Ho gli occhi chiusi, la testa appoggiata al muro.
Ascolto i Clash suonare The guns of Brixton. La canzone più
claustrofobica di tutto il disco.
Sono due giorni che ascolto solo quella.
Da quando sono tornato dal mare, per l'esattezza. Mi sono chiuso qui,
ho infilato London Calling nel lettore e non mi sono più mosso.
Due giorni.
Sai cosa significa stare due giorni in una stanza? Senza trovare la
forza di alzarti nemmeno per andare a mangiare un boccone?

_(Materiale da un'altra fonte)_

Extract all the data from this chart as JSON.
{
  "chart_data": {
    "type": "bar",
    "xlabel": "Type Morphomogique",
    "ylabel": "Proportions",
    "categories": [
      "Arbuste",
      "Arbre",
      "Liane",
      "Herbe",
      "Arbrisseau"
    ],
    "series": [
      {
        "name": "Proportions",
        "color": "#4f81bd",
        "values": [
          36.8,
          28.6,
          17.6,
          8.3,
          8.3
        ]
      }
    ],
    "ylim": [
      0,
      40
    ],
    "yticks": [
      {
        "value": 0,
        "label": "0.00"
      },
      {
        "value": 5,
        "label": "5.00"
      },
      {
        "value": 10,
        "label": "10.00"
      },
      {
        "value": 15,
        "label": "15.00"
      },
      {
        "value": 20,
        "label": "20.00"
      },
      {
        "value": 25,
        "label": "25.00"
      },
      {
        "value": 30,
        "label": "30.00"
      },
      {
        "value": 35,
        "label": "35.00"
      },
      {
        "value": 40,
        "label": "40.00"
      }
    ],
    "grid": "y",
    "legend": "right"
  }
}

Sono uscito solo stanotte. Erano le tre. Sono sgusciato dentro il bagno come un'ombra. Ho provato a bere. Una sorsata d'acqua, dal rubinetto. Ho sentito che mi si stringeva la gola, ma l'ho mandata giù a forza. Per poi rovesciarmi subito sulla tazza a vomitarla.

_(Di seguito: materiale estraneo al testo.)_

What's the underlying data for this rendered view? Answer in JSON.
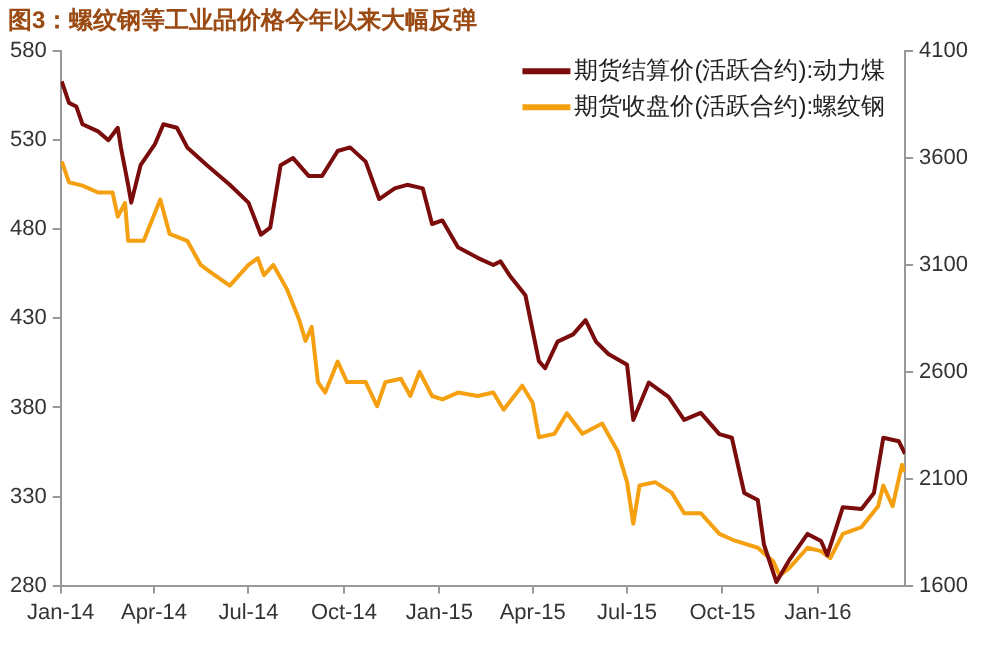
{
  "chart_data": {
    "type": "line",
    "title": "图3：螺纹钢等工业品价格今年以来大幅反弹",
    "legend": "top right",
    "grid": false,
    "marker": "none",
    "line_style": "solid",
    "xlim": [
      "2014-01-01",
      "2016-03-25"
    ],
    "xticks": [
      {
        "value": "2014-01-01",
        "label": "Jan-14"
      },
      {
        "value": "2014-04-01",
        "label": "Apr-14"
      },
      {
        "value": "2014-07-01",
        "label": "Jul-14"
      },
      {
        "value": "2014-10-01",
        "label": "Oct-14"
      },
      {
        "value": "2015-01-01",
        "label": "Jan-15"
      },
      {
        "value": "2015-04-01",
        "label": "Apr-15"
      },
      {
        "value": "2015-07-01",
        "label": "Jul-15"
      },
      {
        "value": "2015-10-01",
        "label": "Oct-15"
      },
      {
        "value": "2016-01-01",
        "label": "Jan-16"
      }
    ],
    "ylim": [
      280,
      580
    ],
    "yticks": [
      280,
      330,
      380,
      430,
      480,
      530,
      580
    ],
    "y2lim": [
      1600,
      4100
    ],
    "y2ticks": [
      1600,
      2100,
      2600,
      3100,
      3600,
      4100
    ],
    "series": [
      {
        "name": "期货结算价(活跃合约):动力煤",
        "color": "#7b0c0c",
        "x": [
          "2014-01-02",
          "2014-01-09",
          "2014-01-16",
          "2014-01-22",
          "2014-02-06",
          "2014-02-16",
          "2014-02-25",
          "2014-02-28",
          "2014-03-07",
          "2014-03-10",
          "2014-03-19",
          "2014-04-02",
          "2014-04-10",
          "2014-04-23",
          "2014-05-03",
          "2014-05-22",
          "2014-06-13",
          "2014-07-01",
          "2014-07-13",
          "2014-07-22",
          "2014-08-01",
          "2014-08-13",
          "2014-08-28",
          "2014-09-10",
          "2014-09-25",
          "2014-10-07",
          "2014-10-22",
          "2014-11-04",
          "2014-11-19",
          "2014-12-01",
          "2014-12-16",
          "2014-12-25",
          "2015-01-04",
          "2015-01-19",
          "2015-02-07",
          "2015-02-22",
          "2015-03-01",
          "2015-03-10",
          "2015-03-25",
          "2015-04-07",
          "2015-04-13",
          "2015-04-25",
          "2015-05-10",
          "2015-05-22",
          "2015-06-01",
          "2015-06-13",
          "2015-07-01",
          "2015-07-07",
          "2015-07-22",
          "2015-08-10",
          "2015-08-25",
          "2015-09-10",
          "2015-09-28",
          "2015-10-10",
          "2015-10-22",
          "2015-11-04",
          "2015-11-10",
          "2015-11-22",
          "2015-12-04",
          "2015-12-22",
          "2016-01-04",
          "2016-01-10",
          "2016-01-25",
          "2016-02-12",
          "2016-02-24",
          "2016-03-04",
          "2016-03-19",
          "2016-03-25"
        ],
        "values": [
          563,
          551,
          549,
          539,
          535,
          530,
          537,
          526,
          505,
          495,
          516,
          528,
          539,
          537,
          526,
          516,
          505,
          495,
          477,
          481,
          516,
          520,
          510,
          510,
          524,
          526,
          518,
          497,
          503,
          505,
          503,
          483,
          485,
          470,
          464,
          460,
          462,
          454,
          443,
          406,
          402,
          417,
          421,
          429,
          417,
          410,
          404,
          373,
          394,
          386,
          373,
          377,
          365,
          363,
          332,
          328,
          303,
          282,
          294,
          309,
          305,
          297,
          324,
          323,
          332,
          363,
          361,
          354
        ]
      },
      {
        "name": "期货收盘价(活跃合约):螺纹钢",
        "color": "#f5a011",
        "axis": "y2",
        "x": [
          "2014-01-02",
          "2014-01-09",
          "2014-01-22",
          "2014-02-06",
          "2014-02-20",
          "2014-02-25",
          "2014-03-04",
          "2014-03-07",
          "2014-03-22",
          "2014-04-07",
          "2014-04-16",
          "2014-05-03",
          "2014-05-16",
          "2014-05-25",
          "2014-06-13",
          "2014-07-01",
          "2014-07-10",
          "2014-07-16",
          "2014-07-25",
          "2014-08-07",
          "2014-08-19",
          "2014-08-25",
          "2014-08-31",
          "2014-09-06",
          "2014-09-13",
          "2014-09-25",
          "2014-10-04",
          "2014-10-22",
          "2014-11-02",
          "2014-11-10",
          "2014-11-25",
          "2014-12-04",
          "2014-12-13",
          "2014-12-25",
          "2015-01-04",
          "2015-01-19",
          "2015-02-07",
          "2015-02-22",
          "2015-03-04",
          "2015-03-22",
          "2015-04-01",
          "2015-04-07",
          "2015-04-22",
          "2015-05-04",
          "2015-05-19",
          "2015-06-07",
          "2015-06-22",
          "2015-07-01",
          "2015-07-07",
          "2015-07-13",
          "2015-07-28",
          "2015-08-13",
          "2015-08-25",
          "2015-09-10",
          "2015-09-28",
          "2015-10-13",
          "2015-11-04",
          "2015-11-19",
          "2015-11-25",
          "2015-12-04",
          "2015-12-22",
          "2016-01-04",
          "2016-01-13",
          "2016-01-25",
          "2016-02-12",
          "2016-02-28",
          "2016-03-04",
          "2016-03-13",
          "2016-03-22",
          "2016-03-25"
        ],
        "values": [
          3584,
          3487,
          3471,
          3439,
          3439,
          3326,
          3390,
          3213,
          3213,
          3406,
          3245,
          3213,
          3100,
          3068,
          3003,
          3100,
          3132,
          3052,
          3100,
          2987,
          2842,
          2745,
          2810,
          2552,
          2503,
          2648,
          2552,
          2552,
          2439,
          2552,
          2568,
          2487,
          2600,
          2487,
          2471,
          2503,
          2487,
          2503,
          2423,
          2535,
          2455,
          2294,
          2310,
          2406,
          2310,
          2358,
          2229,
          2084,
          1890,
          2068,
          2084,
          2035,
          1939,
          1939,
          1842,
          1810,
          1777,
          1713,
          1648,
          1681,
          1777,
          1761,
          1729,
          1842,
          1874,
          1971,
          2068,
          1971,
          2165,
          2132
        ]
      }
    ]
  }
}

Non so cosa sta succedendo. All'inizio non era così.
L'unica nota positiva è che non ho fumato. Solo l'idea mi rivoltava lo
stomaco. Sarai soddisfatto, no?
Cristo, Alberto. Mi sembra di averti qui. Di vedere il tuo sguardo di
disapprovazione.
Ma che devo fare? Cosa posso fare? Me lo dici tu?
No. Non puoi. Né te, né Robi. E quindi, non rompere il cazzo. Almeno
finché non riesci a propormi un'alternativa.
Sai, non sono più andato da Robi. Tanto non cambia niente, che io ci
vada o no. Lui resta il solito vegetale sempre. In entrambi i casi.
Non che abbia mai pensato di farlo ritornare. L'ho capito subito,
appena l'ho visto coricato lì, che potevo dirgli addio. Ma, lo sai, è
impossibile scacciare tutte le illusioni. Qualcuna rimane. Sempre. Nascosta
negli angoli più bui del cervello, pronta a scattare sull'attenti, eccitata
come una scarica elettrica, al minimo variare di luce sul suo viso latteo, a
suggerire un leggero rossore o un tremito.
E tu hai un bel convincerti che sono tutte balle, perché intanto il
respiro è già diventato affannoso, il cuore è partito in una corsa sfrenata e
negli occhi si è acceso un bagliore devoto.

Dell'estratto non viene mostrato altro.